Can you provide an overview of the key events that drove OncoSec’s market outperformance in 2020?

There was a convergence of good things that occurred for OncoSec in 2020, and it centered upon a preliminary data release we provided on KEYNOTE-696 at the Society for Immunotherapy of Cancer (SITC) annual meeting where we reported the tumor shrinkage response for the first 54 patients participating in the trial study. People appreciated the data as showing that the study was on track to meet its primary endpoint, which is a 20% response rate by BICR (blinded independent central review). The second positive item was closing a deal to begin collaboration with China Grand Pharmaceuticals (CGP) and Sirtex; two powerful drug development companies that we expect will flourish over time. The deal also provided OncoSec with US$30 million of capital to continue our ongoing and future clinical trials. Over the course of the year, we continued to raise capital binging in another US$15 million in August.

We want to give life to the concept, underpinning the paradigm of cancer immunotherapy, which is to use the body's natural immune response. We want to have a natural immune response that avoids cytotoxic consequences for the patient experience, and our way of delivering IL-12 is getting a lot closer to that big idea.

One of the problems with the biology of tumors is they are considered to be immunologically cold and we know checkpoints do not work well in this case. What is Oncosec’s approach to solve this problem?

First, it is important to understand what is happening vis-a-vis the checkpoint. In our study we are evaluating patients who used Keytruda or OPDIVO. These are both approved drugs in first line, late-stage metastatic melanoma or skin cancer. These are checkpoint inhibitors and they are monoclonal antibodies (MAB’s). In the case of Keytruda, it is a blocking antibody engineered to look like a protein that is capable of turning a T-cell off. Keytruda is an antibody that is able to mimic the protein and fit into that receptor, like gum in a lock. If the gum is in the lock, the natural protein cannot hit the receptor and turn the T-cell off, so it competitively inhibits the protein that would naturally be suppressive for turning the T-cell off.

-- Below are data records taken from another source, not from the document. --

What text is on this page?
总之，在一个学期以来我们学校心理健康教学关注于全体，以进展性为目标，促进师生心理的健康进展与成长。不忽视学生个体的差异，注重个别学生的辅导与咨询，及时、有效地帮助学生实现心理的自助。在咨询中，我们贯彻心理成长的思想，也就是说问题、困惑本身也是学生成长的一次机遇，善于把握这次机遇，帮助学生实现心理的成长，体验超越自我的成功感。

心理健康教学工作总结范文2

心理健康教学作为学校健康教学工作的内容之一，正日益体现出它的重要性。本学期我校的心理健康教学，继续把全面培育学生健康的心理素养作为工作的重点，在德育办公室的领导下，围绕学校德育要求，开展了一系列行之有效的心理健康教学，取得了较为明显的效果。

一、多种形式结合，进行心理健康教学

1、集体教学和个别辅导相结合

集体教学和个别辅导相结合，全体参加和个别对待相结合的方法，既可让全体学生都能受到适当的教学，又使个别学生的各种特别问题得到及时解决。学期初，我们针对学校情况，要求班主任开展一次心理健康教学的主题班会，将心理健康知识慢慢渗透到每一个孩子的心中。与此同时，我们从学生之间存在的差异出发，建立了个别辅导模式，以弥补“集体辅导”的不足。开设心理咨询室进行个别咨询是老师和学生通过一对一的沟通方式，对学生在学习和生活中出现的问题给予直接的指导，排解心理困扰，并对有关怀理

Keytruda blocks the antibody that competitively inhibits the natural protein, which is otherwise immunosuppressant. Therefore, when a T cell then traffics to the tumor, it is not able to do its killing job because the tumor itself is immunosuppressed. Keytruda works well in hot tumors because there are T-cells that are kept activated through the blocking antibody trafficked to the tumor and can get in and do their killing job because the tumor itself is not immunologically suppressed. However, the majority of patients have some level of immunosuppression occurring in their tumor. IL-12 is a pro inflammatory signaling cytokine, and, as a signaler of inflammation, reintroducing IL-12 contextually into the tumor microenvironment has the ability to confirm if that tumor is immunologically suppressed, immunologically activated or active. We do that by coding IL-12 onto a DNA plasmid. By putting DNA plasmids into the tumor coded for IL-12 we are getting that DNA inside of cancer cells and other cells contextually located in the tumor. We are doing that using energy, which is why we call it gene electrotransfer. That DNA medicine is our way of causing the DNA plasmid to be put inside of the cancer cell, and that happens by the millions.

What are the main costs associated with developing cancer immunotherapy drugs?

The reality is that a lot of the newer techniques in development are expensive. Therefore, developing a system that is cost effective from the start is a consideration. That is why I favor our plasmid-based approach. Plasmids are very cost effective to make.